# [SOLVED] DELL XPS M1530 and Intel PRO/Wireless 4965 AGN

## gojita

Hi,

I could not achieve to get a DHCP adress from my wifi router ... could you help please ?

I've a XPS M1530 with the intel PRO/Wireless 4965 AGN wireless card

1) The switch is on ..

2) kernel is 2.6.24 gentoo r4

3) iwlwifi is activated in the kernel

4) module mac80211 and iwl4965 are loaded 

# iwlist wlan0 scan

Cell 01 = Address: XX:XX:XX:XX:XX:XX

              ESSID:"freebox"

              Mode: Master

              Channel:1

              [..]

              Encryption key: on

              [...]

cat /etc/conf.d/net.wlan0

essid_wlan0="freebox"

config_wlan0=("dhcp")

key_freebox="s:XXXXXXXXXX enc restricted"

When I do : /etc/init.d/net.wlan0 start

* Starting wlan0

*   Configuring wireless network for wlan0

*   wlan0 connected to ESSID "freebox" at "XX:XX:XX:XX:XX:XX"

*    in managed mode on channel 1 (WEP Enable)

*   Bringing up wlan0

*     dhcp

*        Running dhcpcd ...

err, wlan0: timed out

warn, wlan0: using IPV4ALL address 169.254.100.34

*  wlan0 received address 169.254.100.34/16

But normally I should have a 192.168.0.x .. ip adresse and this 192 one does not work  :Sad: 

could some one help please ??

thanks you very muchLast edited by gojita on Fri May 09, 2008 8:00 am; edited 1 time in total

----------

## jcat

Snap, my laptop is also an M1530  :Smile: 

There have been some bugs with the DHCP clients, but the fact that it's just timing out suggests it's not even getting any kind of reply.  Could be your wireless config.

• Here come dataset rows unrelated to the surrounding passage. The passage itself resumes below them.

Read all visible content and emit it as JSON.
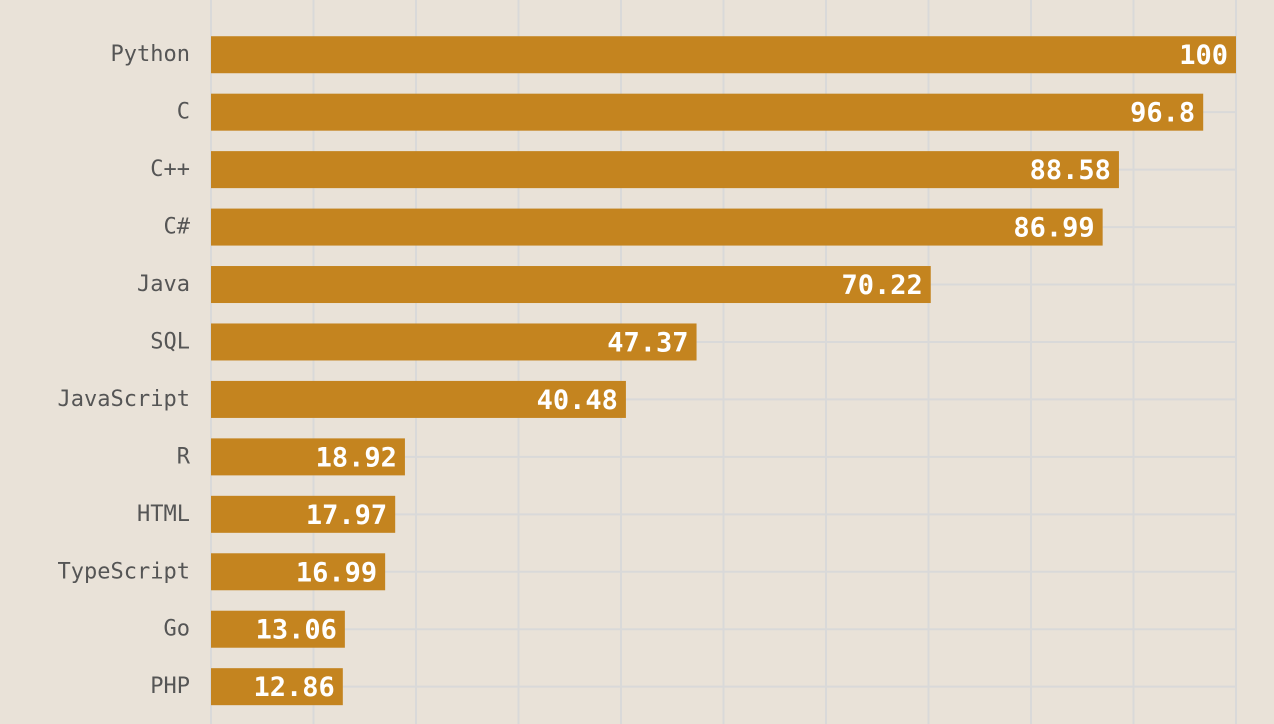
{
  "chart_data": {
    "type": "bar",
    "orientation": "horizontal",
    "categories": [
      "Python",
      "C",
      "C++",
      "C#",
      "Java",
      "SQL",
      "JavaScript",
      "R",
      "HTML",
      "TypeScript",
      "Go",
      "PHP"
    ],
    "values": [
      100,
      96.8,
      88.58,
      86.99,
      70.22,
      47.37,
      40.48,
      18.92,
      17.97,
      16.99,
      13.06,
      12.86
    ],
    "xlim": [
      0,
      100
    ],
    "grid": true,
    "bar_color": "#c4841f",
    "data_label_color": "#ffffff",
    "background": "#e9e2d8"
  }
}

If I were you I'd use wpa_supplicant instead of wireless tools.  It even has a nice GUI to aid network scanning etc.

http://www.gentoo.org/doc/en/handbook/handbook-x86.xml?part=4&chap=4

Cheers,

jcat

----------

## gojita

Hello,

Thanks you for your answer but I've tried wpa_supplicant but this does not work neither.

Could you provide your config please ?

For now, I do not have graphical interface, i'm trying to configure it by hand ...

Thanks

Laurent

----------

## BrummieJim

I've got exactly that same computer, and I've got it working using wpa_supplicant. I presume it works in windows, if you've dual booted? Sometimes, especially in ~amd64, I have to unload and reload the iwl4965 driver.

----------

## gojita

I've installed the NetworkManager package and also installed gnome ...

And it's work.

Thanks all for your reply.

Regards

Laurent

----------